Bisnis.com, PEKANBARU — Realisasi pendapatan asli daerah atau PAD Provinsi Riau diperkirakan sebesar Rp8,21 triliun, mencakup 86,77% dari pagu Anggaran Pendapatan dan Belanja Daerah (APBD) Perubahan senilai Rp9,47 triliun.
Plt. Gubernur Riau SF Hariyanto menjabarkannya dalam agenda refleksi akhir tahun 2025, sebagai bentuk transparansi kepada publik terkait capaian kinerja, kondisi fiskal, serta langkah strategis menjaga keberlanjutan pembangunan daerah.
Dia menyebutkan kondisi fiskal Provinsi Riau sepanjang 2025 menghadapi berbagai tantangan. Namun demikian, kinerja keuangan daerah masih berada pada jalur yang terkendali. Menurutnya, proyeksi realisasi pendapatan daerah 2025 mencapai Rp8,21 triliun.
“Proyeksi realisasi Pendapatan Asli Daerah [PAD] sebesar Rp4,19 triliun atau 80,59%. Sementara pendapatan transfer diproyeksikan mencapai Rp4,02 triliun atau 94,36%, dan lain-lain pendapatan daerah yang sah sebesar Rp6,22 miliar atau 67,26%,” ujarnya, dikutip pada Jumat (2/1/2026).
Dari sisi belanja, realisasi belanja daerah Provinsi Riau hingga akhir 2025 diproyeksikan mencapai Rp7,93 triliun atau sebesar 83,70% dari total anggaran yang telah ditetapkan.
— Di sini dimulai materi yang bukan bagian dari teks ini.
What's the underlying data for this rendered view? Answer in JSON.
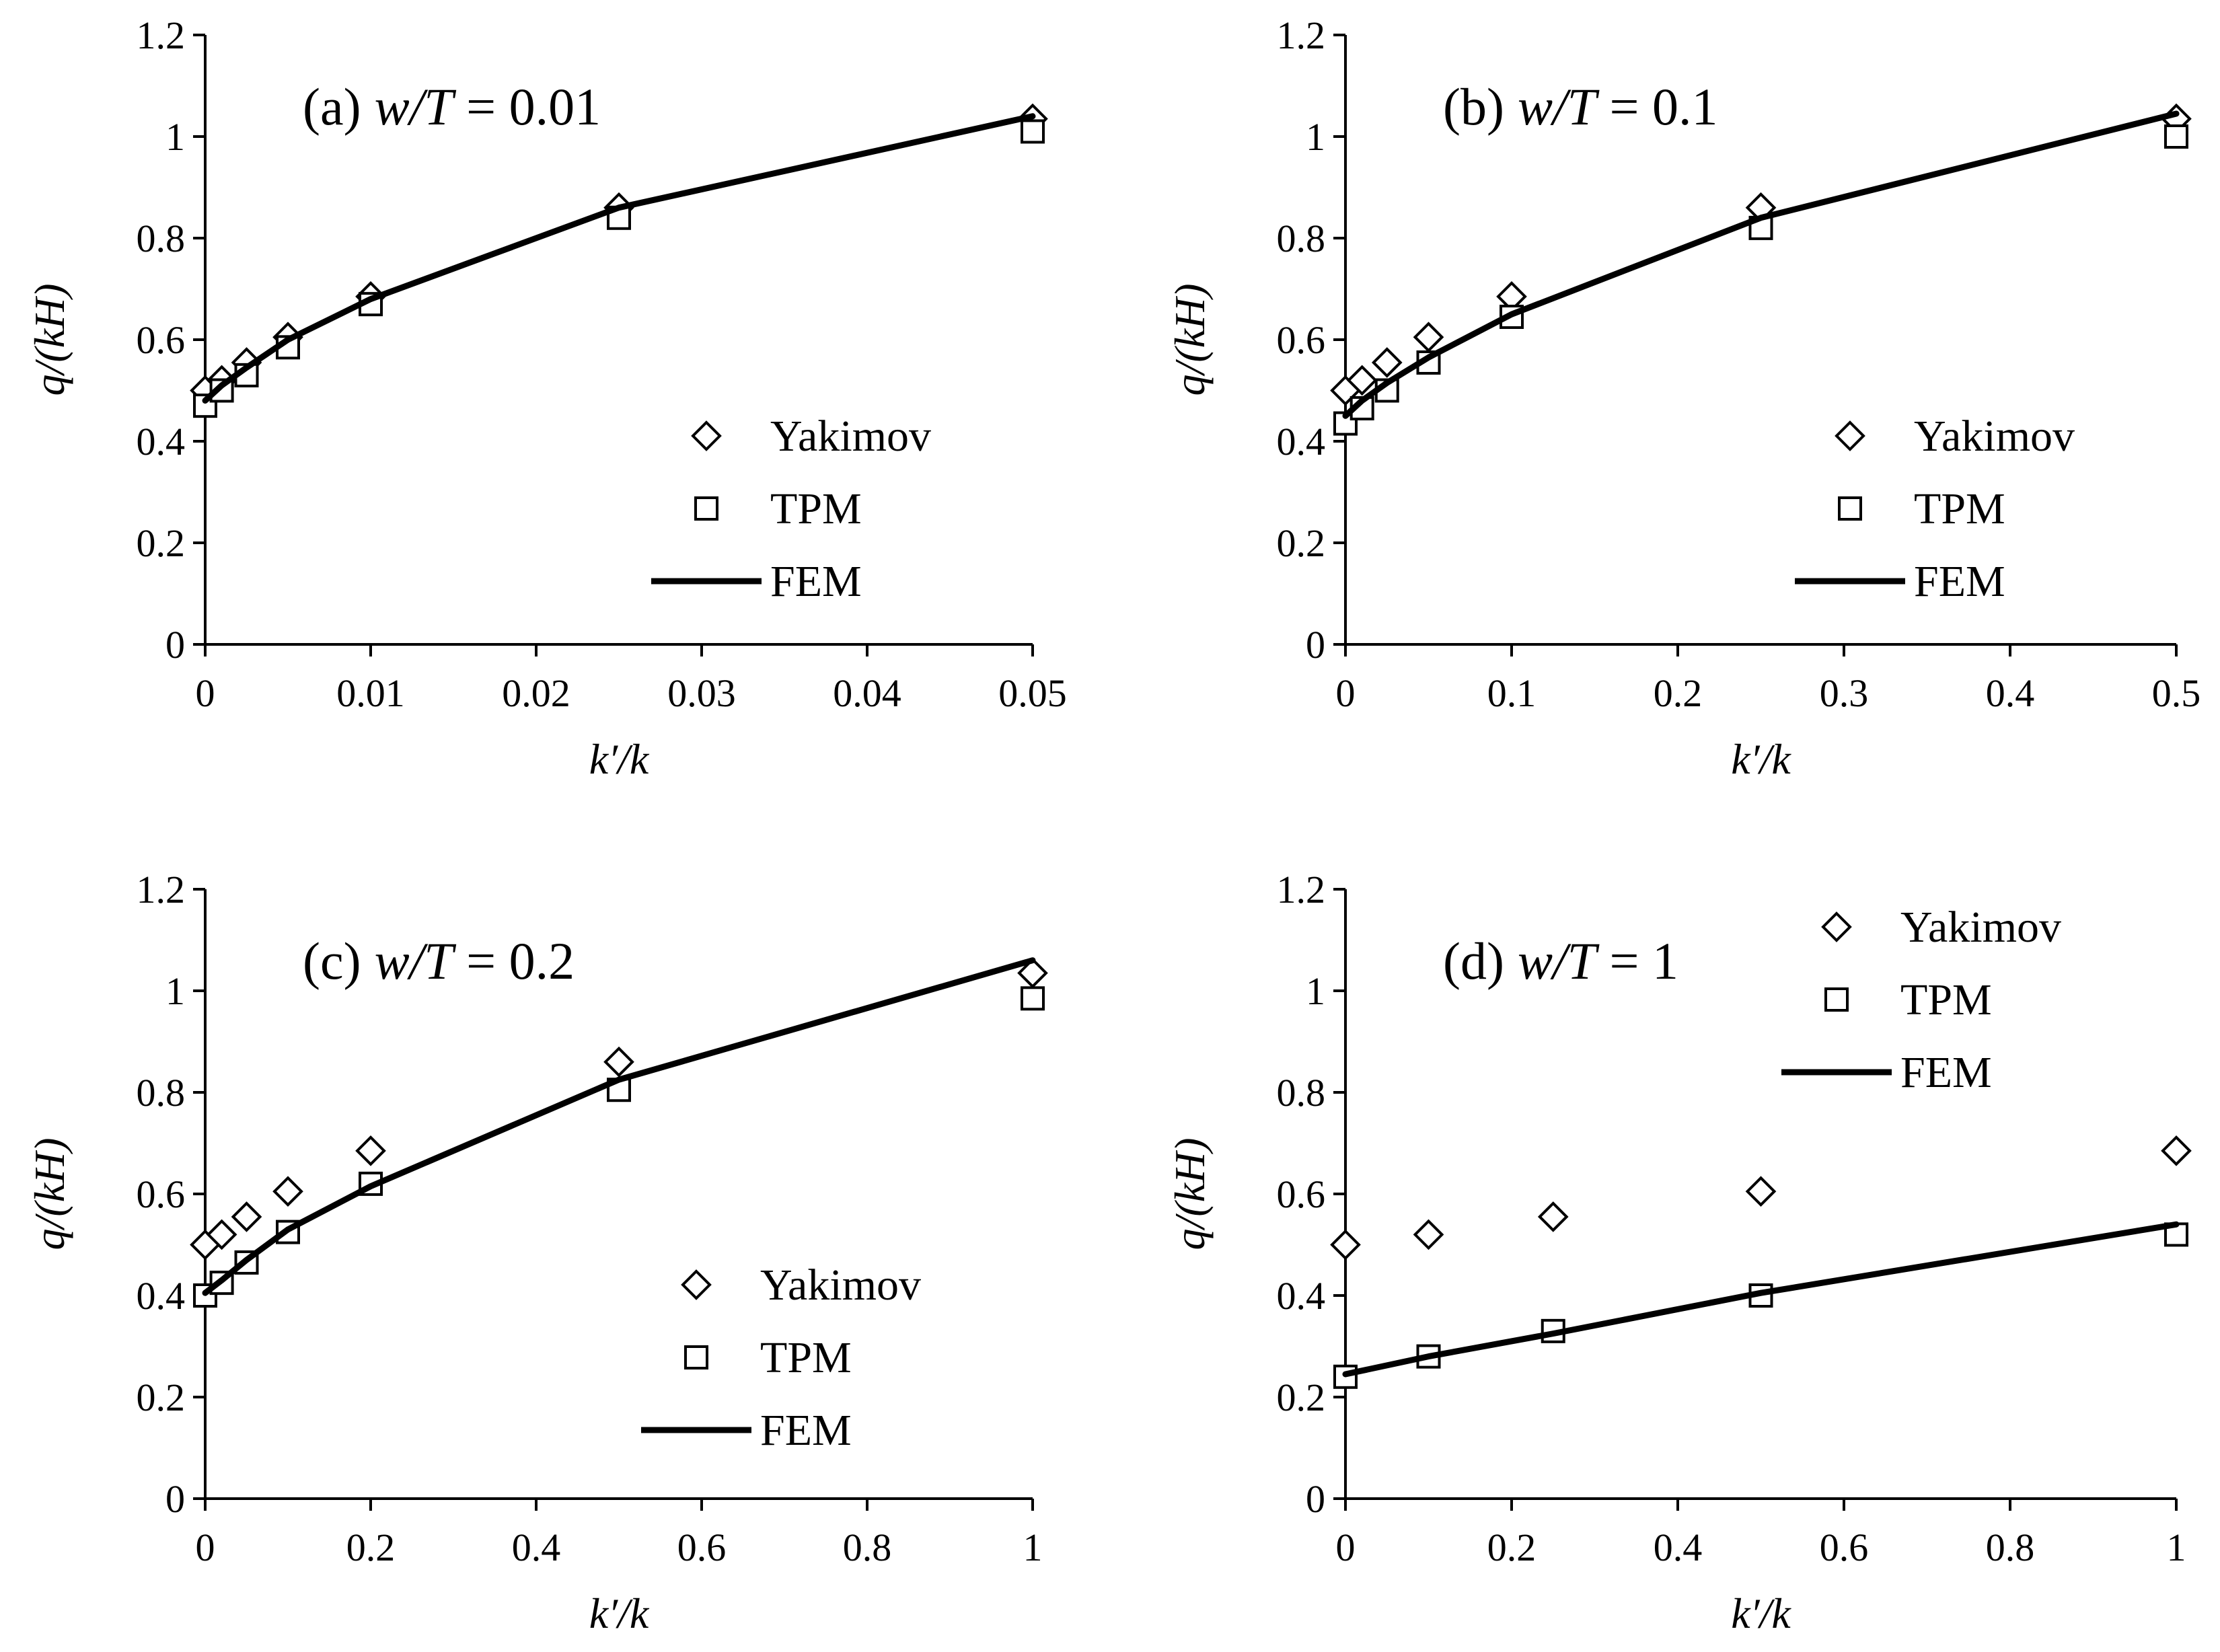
{
  "chart_data": [
    {
      "type": "scatter",
      "panel": "a",
      "title_prefix": "(a)",
      "title_var": "w/T",
      "title_value": "0.01",
      "xlabel": "k′/k",
      "ylabel": "q/(kH)",
      "xlim": [
        0,
        0.05
      ],
      "ylim": [
        0,
        1.2
      ],
      "xticks": [
        0,
        0.01,
        0.02,
        0.03,
        0.04,
        0.05
      ],
      "xtick_labels": [
        "0",
        "0.01",
        "0.02",
        "0.03",
        "0.04",
        "0.05"
      ],
      "yticks": [
        0,
        0.2,
        0.4,
        0.6,
        0.8,
        1.0,
        1.2
      ],
      "ytick_labels": [
        "0",
        "0.2",
        "0.4",
        "0.6",
        "0.8",
        "1",
        "1.2"
      ],
      "legend_position": "bottom-right",
      "series": [
        {
          "name": "Yakimov",
          "marker": "diamond",
          "x": [
            0,
            0.001,
            0.0025,
            0.005,
            0.01,
            0.025,
            0.05
          ],
          "y": [
            0.5,
            0.52,
            0.555,
            0.605,
            0.685,
            0.86,
            1.035
          ]
        },
        {
          "name": "TPM",
          "marker": "square",
          "x": [
            0,
            0.001,
            0.0025,
            0.005,
            0.01,
            0.025,
            0.05
          ],
          "y": [
            0.47,
            0.5,
            0.53,
            0.585,
            0.67,
            0.84,
            1.01
          ]
        },
        {
          "name": "FEM",
          "marker": "line",
          "x": [
            0,
            0.001,
            0.0025,
            0.005,
            0.01,
            0.025,
            0.05
          ],
          "y": [
            0.48,
            0.51,
            0.545,
            0.6,
            0.68,
            0.86,
            1.04
          ]
        }
      ]
    },
    {
      "type": "scatter",
      "panel": "b",
      "title_prefix": "(b)",
      "title_var": "w/T",
      "title_value": "0.1",
      "xlabel": "k′/k",
      "ylabel": "q/(kH)",
      "xlim": [
        0,
        0.5
      ],
      "ylim": [
        0,
        1.2
      ],
      "xticks": [
        0,
        0.1,
        0.2,
        0.3,
        0.4,
        0.5
      ],
      "xtick_labels": [
        "0",
        "0.1",
        "0.2",
        "0.3",
        "0.4",
        "0.5"
      ],
      "yticks": [
        0,
        0.2,
        0.4,
        0.6,
        0.8,
        1.0,
        1.2
      ],
      "ytick_labels": [
        "0",
        "0.2",
        "0.4",
        "0.6",
        "0.8",
        "1",
        "1.2"
      ],
      "legend_position": "bottom-right",
      "series": [
        {
          "name": "Yakimov",
          "marker": "diamond",
          "x": [
            0,
            0.01,
            0.025,
            0.05,
            0.1,
            0.25,
            0.5
          ],
          "y": [
            0.5,
            0.52,
            0.555,
            0.605,
            0.685,
            0.86,
            1.035
          ]
        },
        {
          "name": "TPM",
          "marker": "square",
          "x": [
            0,
            0.01,
            0.025,
            0.05,
            0.1,
            0.25,
            0.5
          ],
          "y": [
            0.435,
            0.465,
            0.5,
            0.555,
            0.645,
            0.82,
            1.0
          ]
        },
        {
          "name": "FEM",
          "marker": "line",
          "x": [
            0,
            0.01,
            0.025,
            0.05,
            0.1,
            0.25,
            0.5
          ],
          "y": [
            0.45,
            0.48,
            0.515,
            0.565,
            0.65,
            0.84,
            1.045
          ]
        }
      ]
    },
    {
      "type": "scatter",
      "panel": "c",
      "title_prefix": "(c)",
      "title_var": "w/T",
      "title_value": "0.2",
      "xlabel": "k′/k",
      "ylabel": "q/(kH)",
      "xlim": [
        0,
        1
      ],
      "ylim": [
        0,
        1.2
      ],
      "xticks": [
        0,
        0.2,
        0.4,
        0.6,
        0.8,
        1.0
      ],
      "xtick_labels": [
        "0",
        "0.2",
        "0.4",
        "0.6",
        "0.8",
        "1"
      ],
      "yticks": [
        0,
        0.2,
        0.4,
        0.6,
        0.8,
        1.0,
        1.2
      ],
      "ytick_labels": [
        "0",
        "0.2",
        "0.4",
        "0.6",
        "0.8",
        "1",
        "1.2"
      ],
      "legend_position": "bottom-right",
      "series": [
        {
          "name": "Yakimov",
          "marker": "diamond",
          "x": [
            0,
            0.02,
            0.05,
            0.1,
            0.2,
            0.5,
            1.0
          ],
          "y": [
            0.5,
            0.52,
            0.555,
            0.605,
            0.685,
            0.86,
            1.035
          ]
        },
        {
          "name": "TPM",
          "marker": "square",
          "x": [
            0,
            0.02,
            0.05,
            0.1,
            0.2,
            0.5,
            1.0
          ],
          "y": [
            0.4,
            0.425,
            0.465,
            0.525,
            0.62,
            0.805,
            0.985
          ]
        },
        {
          "name": "FEM",
          "marker": "line",
          "x": [
            0,
            0.02,
            0.05,
            0.1,
            0.2,
            0.5,
            1.0
          ],
          "y": [
            0.405,
            0.43,
            0.47,
            0.53,
            0.615,
            0.825,
            1.06
          ]
        }
      ]
    },
    {
      "type": "scatter",
      "panel": "d",
      "title_prefix": "(d)",
      "title_var": "w/T",
      "title_value": "1",
      "xlabel": "k′/k",
      "ylabel": "q/(kH)",
      "xlim": [
        0,
        1
      ],
      "ylim": [
        0,
        1.2
      ],
      "xticks": [
        0,
        0.2,
        0.4,
        0.6,
        0.8,
        1.0
      ],
      "xtick_labels": [
        "0",
        "0.2",
        "0.4",
        "0.6",
        "0.8",
        "1"
      ],
      "yticks": [
        0,
        0.2,
        0.4,
        0.6,
        0.8,
        1.0,
        1.2
      ],
      "ytick_labels": [
        "0",
        "0.2",
        "0.4",
        "0.6",
        "0.8",
        "1",
        "1.2"
      ],
      "legend_position": "top-right",
      "series": [
        {
          "name": "Yakimov",
          "marker": "diamond",
          "x": [
            0,
            0.1,
            0.25,
            0.5,
            1.0
          ],
          "y": [
            0.5,
            0.52,
            0.555,
            0.605,
            0.685
          ]
        },
        {
          "name": "TPM",
          "marker": "square",
          "x": [
            0,
            0.1,
            0.25,
            0.5,
            1.0
          ],
          "y": [
            0.24,
            0.28,
            0.33,
            0.4,
            0.52
          ]
        },
        {
          "name": "FEM",
          "marker": "line",
          "x": [
            0,
            0.1,
            0.25,
            0.5,
            1.0
          ],
          "y": [
            0.245,
            0.28,
            0.325,
            0.405,
            0.54
          ]
        }
      ]
    }
  ]
}
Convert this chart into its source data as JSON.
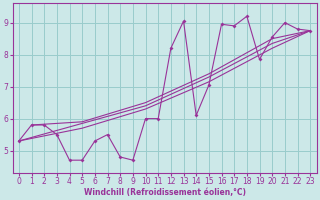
{
  "xlabel": "Windchill (Refroidissement éolien,°C)",
  "bg_color": "#cce8e8",
  "grid_color": "#99cccc",
  "line_color": "#993399",
  "spine_color": "#993399",
  "xlim": [
    -0.5,
    23.5
  ],
  "ylim": [
    4.3,
    9.6
  ],
  "yticks": [
    5,
    6,
    7,
    8,
    9
  ],
  "xticks": [
    0,
    1,
    2,
    3,
    4,
    5,
    6,
    7,
    8,
    9,
    10,
    11,
    12,
    13,
    14,
    15,
    16,
    17,
    18,
    19,
    20,
    21,
    22,
    23
  ],
  "main_series": [
    [
      0,
      5.3
    ],
    [
      1,
      5.8
    ],
    [
      2,
      5.8
    ],
    [
      3,
      5.5
    ],
    [
      4,
      4.7
    ],
    [
      5,
      4.7
    ],
    [
      6,
      5.3
    ],
    [
      7,
      5.5
    ],
    [
      8,
      4.8
    ],
    [
      9,
      4.7
    ],
    [
      10,
      6.0
    ],
    [
      11,
      6.0
    ],
    [
      12,
      8.2
    ],
    [
      13,
      9.05
    ],
    [
      14,
      6.1
    ],
    [
      15,
      7.05
    ],
    [
      16,
      8.95
    ],
    [
      17,
      8.9
    ],
    [
      18,
      9.2
    ],
    [
      19,
      7.85
    ],
    [
      20,
      8.55
    ],
    [
      21,
      9.0
    ],
    [
      22,
      8.8
    ],
    [
      23,
      8.75
    ]
  ],
  "smooth_lines": [
    [
      [
        0,
        5.3
      ],
      [
        5,
        5.85
      ],
      [
        10,
        6.4
      ],
      [
        15,
        7.3
      ],
      [
        20,
        8.35
      ],
      [
        23,
        8.75
      ]
    ],
    [
      [
        0,
        5.3
      ],
      [
        5,
        5.7
      ],
      [
        10,
        6.3
      ],
      [
        15,
        7.15
      ],
      [
        20,
        8.2
      ],
      [
        23,
        8.75
      ]
    ],
    [
      [
        1,
        5.8
      ],
      [
        5,
        5.9
      ],
      [
        10,
        6.5
      ],
      [
        15,
        7.4
      ],
      [
        20,
        8.5
      ],
      [
        23,
        8.75
      ]
    ]
  ]
}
SF Hariyanto menegaskan, capaian tersebut tetap diarahkan untuk memenuhi belanja wajib serta belanja prioritas yang berdampak langsung kepada masyarakat, meskipun Pemprov Riau harus berhadapan dengan keterbatasan fiskal.
Baca Juga
- Transaksi QRIS di Kepulauan Riau Tembus Rp10,25 Miliar per November 2025
- Pemprov dan DPRD Riau Sepakati 6 Strategi Dongkrak PAD
Untuk menjaga stabilitas keuangan daerah, Pemprov Riau mengambil sejumlah langkah pengendalian. Salah satunya dengan melakukan pengurangan Tambahan Penghasilan Pegawai (TPP) Aparatur Sipil Negara (ASN) sebesar 30% pada periode Oktober hingga Desember 2025.
“Upaya yang dilakukan Pemprov Riau di antaranya kebijakan pengurangan TPP ASN sebesar 30% pada Oktober, November, dan Desember. Selain itu, kami tetap memastikan pemenuhan belanja wajib serta menggali potensi pendapatan lainnya,” jelasnya.
Lebih lanjut, ia menyebutkan sejumlah sumber pendapatan alternatif yang tengah dioptimalkan, di antaranya pembangunan Hotel Riau di Jakarta serta pengelolaan Hotel Aryaduta Pekanbaru sebagai aset daerah yang diharapkan mampu menopang pembiayaan pembangunan ke depan.
Dengan berbagai kebijakan tersebut, Pemprov Riau optimistis keberlanjutan pembangunan daerah tetap terjaga di tengah dinamika dan tekanan fiskal nasional.